Esas No: 2022/3441
Karar No: 2022/5889
Karar Tarihi: 16.06.2022
Yargıtay 3. Hukuk Dairesi 2022/3441 Esas 2022/5889 Karar Sayılı İlamı
3. Hukuk Dairesi 2022/3441 E. , 2022/5889 K."İçtihat Metni"
MAHKEMESİ : İSTANBUL BÖLGE ADLİYE MAHKEMESİ 18. HUKUK DAİRESİ
İLK DERECE
MAHKEMESİ : ..........
Taraflar arasında ilk derece mahkemesinde görülen blokenin iptali ve istirdat davasının kabulüne dair verilen karar hakkında bölge adliye mahkemesi tarafından yapılan istinaf incelemesi sonucunda; davalı tarafın istinaf başvurusunun reddine yönelik olarak verilen kararın, süresi içinde davalı vekili tarafından temyiz edilmesi üzerine; temyiz dilekçesinin kabulüne karar verildikten sonra, dosya içerisindeki bütün kağıtlar okunup gereği düşünüldü:
Y A R G I T A Y K A R A R I
Davacı; davalı bankanın Esenler/İstanbul şubesinde bulunan maaş hesabından Adıyaman 1.İcra Müdürlüğü'nün 2009/307 Esas sayılı dosyasında bulunan haciz nedeniyle her ay düzenli olarak 1/4 kesinti yapıldığını, davalı banka tarafından herhangi bir icra takibi yapılmadan, icra kesintisi sonrası maaşının tamamına hapis hakkı adı altında bloke konulduğunu ve kendisinden bu hususta bir rıza alınmadan maaşının tamamından davalı bankadaki başkaca borçlarına istinaden ödeme yapıldığını, davalı bankaya gönderdiği 23.09.2016 tarihli noter ihtarnamesinden bir netice alamadığını, halihazırda maaşından resmi olarak başkaca alacaklılar tarafından yapılan 1/4 kesinti sonrası zor geçindiğini ileri sürerek; davalı bankaca maaşından yapılan bloke/hapis hakkı adı altındaki kesintiye sebep olan tüm tasarruf işlemlerinin ortadan kaldırılmasını ve yapılan tüm kesintilerin iadesine karar verilmesini talep etmiştir.
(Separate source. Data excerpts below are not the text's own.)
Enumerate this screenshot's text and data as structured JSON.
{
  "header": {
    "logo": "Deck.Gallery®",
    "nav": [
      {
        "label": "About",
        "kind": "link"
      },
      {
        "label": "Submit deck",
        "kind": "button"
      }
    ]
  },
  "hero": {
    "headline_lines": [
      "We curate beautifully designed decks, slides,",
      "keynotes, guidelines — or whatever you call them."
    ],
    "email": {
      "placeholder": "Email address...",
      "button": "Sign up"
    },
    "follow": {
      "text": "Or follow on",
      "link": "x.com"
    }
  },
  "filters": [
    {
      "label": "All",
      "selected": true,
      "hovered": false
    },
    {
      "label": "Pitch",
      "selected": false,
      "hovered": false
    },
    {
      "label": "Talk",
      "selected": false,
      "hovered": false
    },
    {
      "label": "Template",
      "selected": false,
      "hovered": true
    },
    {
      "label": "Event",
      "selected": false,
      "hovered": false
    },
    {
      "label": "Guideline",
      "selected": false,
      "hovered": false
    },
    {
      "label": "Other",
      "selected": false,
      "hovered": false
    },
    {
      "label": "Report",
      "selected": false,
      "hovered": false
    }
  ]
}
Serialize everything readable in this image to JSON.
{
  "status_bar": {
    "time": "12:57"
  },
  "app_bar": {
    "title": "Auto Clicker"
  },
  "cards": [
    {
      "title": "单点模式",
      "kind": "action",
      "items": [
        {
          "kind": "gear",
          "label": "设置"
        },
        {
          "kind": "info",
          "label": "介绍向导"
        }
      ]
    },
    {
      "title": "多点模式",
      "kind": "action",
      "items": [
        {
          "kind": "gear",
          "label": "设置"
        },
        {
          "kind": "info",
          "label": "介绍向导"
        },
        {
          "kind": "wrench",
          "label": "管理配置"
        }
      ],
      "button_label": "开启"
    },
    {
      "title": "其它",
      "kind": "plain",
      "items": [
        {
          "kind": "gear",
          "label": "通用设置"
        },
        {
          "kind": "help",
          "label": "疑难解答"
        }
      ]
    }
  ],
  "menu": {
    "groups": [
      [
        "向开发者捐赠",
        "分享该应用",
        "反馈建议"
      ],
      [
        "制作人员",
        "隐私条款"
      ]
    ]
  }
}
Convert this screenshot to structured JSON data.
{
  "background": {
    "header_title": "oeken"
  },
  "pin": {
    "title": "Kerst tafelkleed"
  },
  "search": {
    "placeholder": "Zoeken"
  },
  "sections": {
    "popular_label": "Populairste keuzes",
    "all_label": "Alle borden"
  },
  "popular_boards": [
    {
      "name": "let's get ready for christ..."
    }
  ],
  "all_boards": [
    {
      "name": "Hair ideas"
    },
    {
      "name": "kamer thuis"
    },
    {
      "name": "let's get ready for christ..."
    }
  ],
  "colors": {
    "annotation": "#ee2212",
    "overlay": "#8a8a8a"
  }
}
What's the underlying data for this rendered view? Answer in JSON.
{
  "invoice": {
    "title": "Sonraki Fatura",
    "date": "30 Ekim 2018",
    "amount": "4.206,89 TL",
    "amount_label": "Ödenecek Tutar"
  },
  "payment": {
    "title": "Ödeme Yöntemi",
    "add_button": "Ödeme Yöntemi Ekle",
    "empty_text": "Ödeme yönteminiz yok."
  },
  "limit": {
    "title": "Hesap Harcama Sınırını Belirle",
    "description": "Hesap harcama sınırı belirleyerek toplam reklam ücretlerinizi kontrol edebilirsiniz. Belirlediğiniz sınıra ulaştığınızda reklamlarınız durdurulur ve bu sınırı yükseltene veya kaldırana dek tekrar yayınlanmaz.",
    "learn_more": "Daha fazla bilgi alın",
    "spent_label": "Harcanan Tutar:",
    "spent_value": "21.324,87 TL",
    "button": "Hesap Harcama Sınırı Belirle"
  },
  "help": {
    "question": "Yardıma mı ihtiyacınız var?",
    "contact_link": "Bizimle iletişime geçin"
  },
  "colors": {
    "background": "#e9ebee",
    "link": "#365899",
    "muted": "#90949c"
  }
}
Davalı; öncelikle yetki itirazında bulunarak, davacının kredi sözleşmesinin 13. maddesi uyarınca lehine rehin/takas/mahsup hakkı verdiğini, davacının kendi kusuru ile borçlanıp alacaklıları mağdur duruma düşürdüğünü, davacının hesabından almış olduğu kesintinin tamamen sözleşmesel ve kanuni olduğunu savunarak davanın reddini dilemiştir.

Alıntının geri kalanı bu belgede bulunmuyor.